Sé que los venezolanos hemos sufrido mucho y que lo hemos intentado todo. Nos han abusado, nos han engañado y, tal como Judas le hizo a Jesús, nos han vendido por monedas de plata. Sin embargo, tengamos algo bien claro en nuestras cabezas, si nosotros no hacemos nada, si nosotros no vencemos las fuerzas disuasivas de la costumbre y el hábito, podemos tener por seguro que nadie en el exterior nos ayudará, por cuanto nadie apoyaría a un pueblo indolente e intoxicado por su complacencia.
“Dices que tienes una solución verdadera, vaya, tú sabes que a todos nos encantaría ver el plan”, podría decir el lector siguiendo la canción de los Beatles que se mencionó al inicio. Bueno, para este autor, el plan es que debemos salir de esta apatía que nos carcome, invertir en la integridad del liderazgo político disidente, y dejar de pensar en pajaritos preñados y en que el despotismo nos regalará nuestra libertad.

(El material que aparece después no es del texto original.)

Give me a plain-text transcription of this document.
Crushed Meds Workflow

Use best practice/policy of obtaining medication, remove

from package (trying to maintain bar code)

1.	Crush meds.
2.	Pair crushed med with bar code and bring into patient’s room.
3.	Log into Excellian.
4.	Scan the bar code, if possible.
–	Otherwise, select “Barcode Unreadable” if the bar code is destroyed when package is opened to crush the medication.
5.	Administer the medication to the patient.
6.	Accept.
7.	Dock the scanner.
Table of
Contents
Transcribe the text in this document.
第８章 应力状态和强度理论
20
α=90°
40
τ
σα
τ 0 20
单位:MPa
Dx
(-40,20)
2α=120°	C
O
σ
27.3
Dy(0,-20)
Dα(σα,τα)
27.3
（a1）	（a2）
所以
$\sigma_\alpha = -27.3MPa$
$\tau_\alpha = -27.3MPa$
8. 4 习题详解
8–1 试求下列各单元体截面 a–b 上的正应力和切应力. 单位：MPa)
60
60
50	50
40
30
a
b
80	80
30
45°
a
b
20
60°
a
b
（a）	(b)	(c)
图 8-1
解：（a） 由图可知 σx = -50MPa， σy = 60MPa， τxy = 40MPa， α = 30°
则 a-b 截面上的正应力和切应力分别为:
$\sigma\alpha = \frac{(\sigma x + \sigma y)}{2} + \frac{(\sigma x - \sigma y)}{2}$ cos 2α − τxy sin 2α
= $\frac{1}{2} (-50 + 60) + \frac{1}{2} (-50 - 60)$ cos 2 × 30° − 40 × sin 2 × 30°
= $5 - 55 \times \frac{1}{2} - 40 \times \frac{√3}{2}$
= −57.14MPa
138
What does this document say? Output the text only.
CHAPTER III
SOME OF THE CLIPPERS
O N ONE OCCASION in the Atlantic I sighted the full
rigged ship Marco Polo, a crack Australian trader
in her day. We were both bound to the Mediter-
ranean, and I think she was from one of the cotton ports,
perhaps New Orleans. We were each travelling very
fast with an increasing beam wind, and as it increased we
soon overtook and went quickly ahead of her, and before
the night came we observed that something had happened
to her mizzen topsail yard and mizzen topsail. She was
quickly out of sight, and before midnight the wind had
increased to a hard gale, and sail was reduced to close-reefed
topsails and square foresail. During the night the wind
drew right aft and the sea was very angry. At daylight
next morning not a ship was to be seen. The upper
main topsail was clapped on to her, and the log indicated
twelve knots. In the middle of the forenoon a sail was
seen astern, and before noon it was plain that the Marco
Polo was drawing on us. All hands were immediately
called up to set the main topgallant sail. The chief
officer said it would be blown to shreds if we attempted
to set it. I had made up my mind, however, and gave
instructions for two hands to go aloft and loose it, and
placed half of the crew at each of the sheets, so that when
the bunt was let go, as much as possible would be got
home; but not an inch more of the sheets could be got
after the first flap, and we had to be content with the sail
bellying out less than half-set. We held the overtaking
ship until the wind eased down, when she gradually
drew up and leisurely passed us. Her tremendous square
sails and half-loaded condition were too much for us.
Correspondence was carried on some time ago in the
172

Eso ya fuese excelente inicio. No, mentira. Eso es todo lo que se necesita. Si despejamos nuestras mentes de tanto ruido y desesperación, lo demás surge por vía de consecuencia. A nosotros no nos urgen transacciones. Lo que nos urge es la emancipación de la miseria que, al fin y al cabo, sabemos de dónde proviene y quiénes la causaron.